Branching standards & best practices
Learn what branching standards are and which best practices you should use whilst developing
The added value of the branching feature is that small changes can, in theory, be released to production more quickly. However, it also introduces the risk of merge conflicts, which can be difficult and time-consuming to resolve — especially when multiple branches are active simultaneously. This document outlines the best practices designed to ensure quality, facilitate collaboration, and minimize integration issues.
Prerequisites
- Betty Blocks has to toggle the feature flag on the organization level to enable the creation and use of branches. After the feature has been enabled, the “Create branch” button is available in the UI at the lowest sandbox:
Way of working (WoW) – General guidelines
1. Use branches for significant or isolated work
- Create a branch when working on:
- A major feature or module
- Bug fixes requiring isolated testing
- Experiments or prototypes that shouldn't affect the main app
- Avoid unnecessary branching for tiny UI tweaks — use the main line unless team policy dictates otherwise.
2. Team collaboration
- If building with multiple developers and/or in different branches at the same time, make clear agreements about who will work on what to avoid overlapping work on the same module. Especially keep in mind the functionality that is set up generically.

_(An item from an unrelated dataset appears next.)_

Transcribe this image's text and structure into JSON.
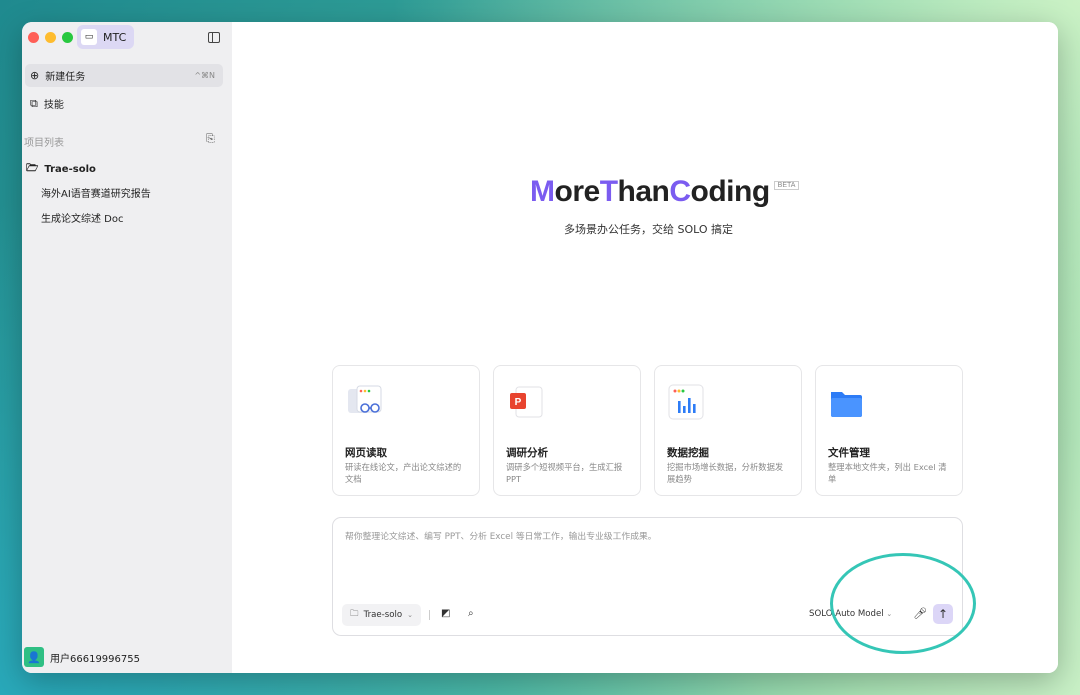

- Keep communicating with other developers or teams while working in different branches.
- Optional: assign one person as “chef merge” who will take ownership of (or just supervise) the process of merging and updating branches.
3. Manage permissions
- Limit who can create, merge, or delete branches to prevent unauthorized or accidental changes to the upper sandboxes. These permissions can be set at the organizational level in My BB.
4. Use clear and descriptive names
- Name branches clearly to reflect the feature or purpose.
- Clearly name and scope variables and models to avoid naming collisions.
5. Merge early and often
- Aim to update and merge the latest changes from and to the sandbox regularly, preferably each day or within a few days to a week.
- This minimizes merge conflicts and surprises during final integration.
6. Write clear merge titles and descriptions
- Make a concise and focused merge description by mentioning meaningful features or fixes. Alternatively, or in addition, mention the Jira ticket IDs for referencing purposes.
- Example 1:
* Feat: add file upload for importing accounts
* Feat: add form for manually adding accounts
* Fix: upload issue profile picture for my account - Example 2:
* PFR-1058
* PFR-1059
* TECHSUP-10408
7. Ensure peer review passes
- Perform functional testing and peer review (if available) before merging.
- Only merge if all checks pass.
- Always double-check if the merge was successful!
- Test after merges to ensure UI logic and data flows still work correctly in the upper sandbox.
9. Avoid long-lived branches
- Delete branches that have been merged or are no longer needed to keep the workspace tidy.
- It will soon be possible to copy test data from one sandbox or branch to another.
- Reduces confusion and prevents accidental work on old branches.
10. Use feature toggles for incomplete work
- If a feature is not fully ready but must be merged, wrap it in a feature flag. Use a Conditional component in case of a UI element and a Condition step in case of an (scheduled) action.
- This enables safe deployment while continuing development.
Types of conflicts
- Errors that can be resolved within the merge overview
- “Item already modified”
- For example, if you change the name of a page that has already been changed in another branch.
- Errors that can not be resolved within the merge overview and should be resolved manually within the branch itself
- “<...> already taken”
- 'cached_full_path' already taken - two pages with the same URL.
-
- 'name' already taken - two data models/configurations/public files/authentication profiles/ created with the same name.
- “Deleted item used”
- For example, if you change anything on a page or action that has already been deleted in another branch.
Known limitations
- Custom application functions do not work after updating the branch
- There are two possible workarounds:
- Use only one feature branch to push the custom applications to.
- Publish your custom application functions to the block store first and then install them in your application.
- There are two possible workarounds:
- Changes to the same action or page are not being detected if they do not directly interfere with each other, resulting in all changes being merged “randomly” together and possibly causing unexpected behavior.
- Product has a ticket on the roadmap to show a warning when the same action or page has been changed. Our vision is that it should still be possible to edit the same action or page if they do not interfere.
- After doing a rollback of the lowest sandbox, you are not able to merge these changes back into the branch.
- Steps to reproduce:
- In branch A, create a page with a Form and merge it to the sandbox.
- Update branch B with those changes.
- Now, delete that Form in branch A and merge it to the sandbox again.
- Perform a rollback in the sandbox to go back to the previous version where you have the component again.
- Open the update overview to get that change from the sandbox to branch A. The update overview is empty. As a result, the branch will be out of sync forever and can only be deleted.